Parte das mulheres atendidas é encaminhada ao Centro Municipal de Referência da Mulher (CMRM). O município também prevê a conclusão da Casa da Mulher, estrutura voltada ao atendimento integrado, à autonomia financeira e ao suporte jurídico.

O CMRM informou que realizou 473 atendimentos ao longo de 2025. O número inclui novos casos, acompanhamento de mulheres já assistidas, participação em rodas de conversa e atendimentos prestados por voluntárias. Desse total, 85 corresponderam a novos casos.
Entre janeiro e junho de 2026, o Centro registrou 271 atendimentos, considerando as mesmas modalidades de assistência. Nesse período, 52 mulheres procuraram o serviço pela primeira vez, dando origem a novos acompanhamentos.
Uma lei que ampliou a proteção
Ao longo de duas décadas, a Lei Maria da Penha também consolidou uma compreensão mais ampla sobre a violência contra a mulher. A legislação alcança agressões ocorridas no âmbito doméstico e familiar, incluindo situações envolvendo mães, filhas, irmãs e idosas.
A proteção também alcança mulheres trans e casais homoafetivos femininos, conforme a aplicação da legislação aos contextos de violência doméstica e familiar.
Em 2026, os 20 anos da Lei Maria da Penha coincidem com a adesão de Marília à campanha Agosto Lilás. A mobilização inclui a iluminação simbólica de edifícios e monumentos públicos para chamar a atenção para o enfrentamento da violência contra a mulher.
O desafio antes do pedido de ajuda
Os dados levantados pelo Marília Notícia mostram que a rede de proteção é acionada diariamente. São centenas de pedidos de medidas protetivas, milhares de boletins de ocorrência e centenas de investigações policiais.

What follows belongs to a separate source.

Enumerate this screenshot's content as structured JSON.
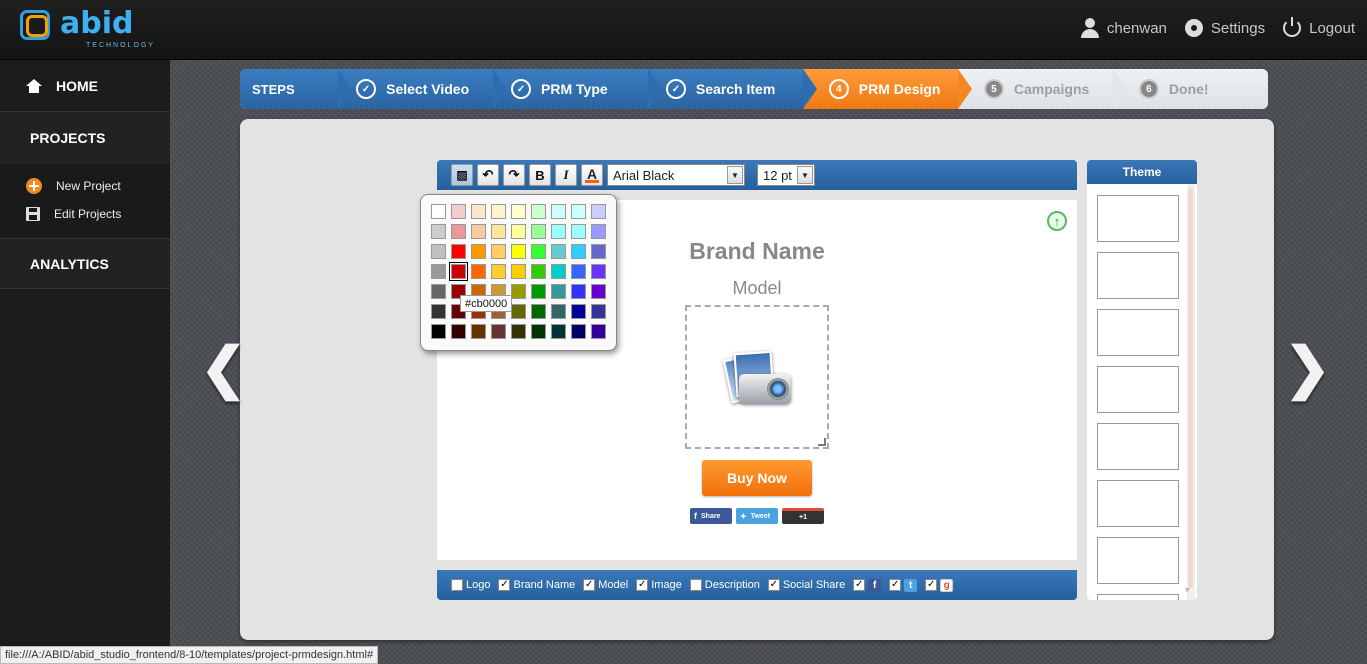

Mas existe uma etapa anterior a todos esses números: o momento em que uma mulher reconhece a violência e consegue chegar a um serviço capaz de protegê-la.
Nos últimos dois anos, as cinco mulheres vítimas de feminicídio na cidade não haviam recorrido anteriormente aos mecanismos formais de proteção identificados no levantamento. Isso não significa que não houvesse violência antes dos crimes. Os próprios inquéritos indicam que, em alguns casos, familiares ou serviços tinham conhecimento de agressões.
O dado evidencia, portanto, um possível ponto de fragilidade entre o conhecimento da violência e o acionamento formal da rede. Não se trata de afirmar que a denúncia teria evitado os crimes, mas de identificar onde a prevenção precisa ser fortalecida.
Ampliar o acesso à informação, reduzir as barreiras para o pedido de ajuda e aproximar as mulheres dos serviços especializados são desafios para que a proteção aconteça ainda no início do ciclo de violência.
A força de uma rede de proteção não está apenas na capacidade de responder depois que a denúncia acontece. Está também em conseguir alcançar quem ainda não conseguiu denunciar.
É nessa passagem entre a violência e o pedido de ajuda que a prevenção pode fazer a diferença. E é justamente aí que os 20 anos da Lei Maria da Penha encontram, em Marília, uma pergunta que continua urgente: como fazer com que nenhuma mulher precise chegar ao limite para descobrir que não está sozinha?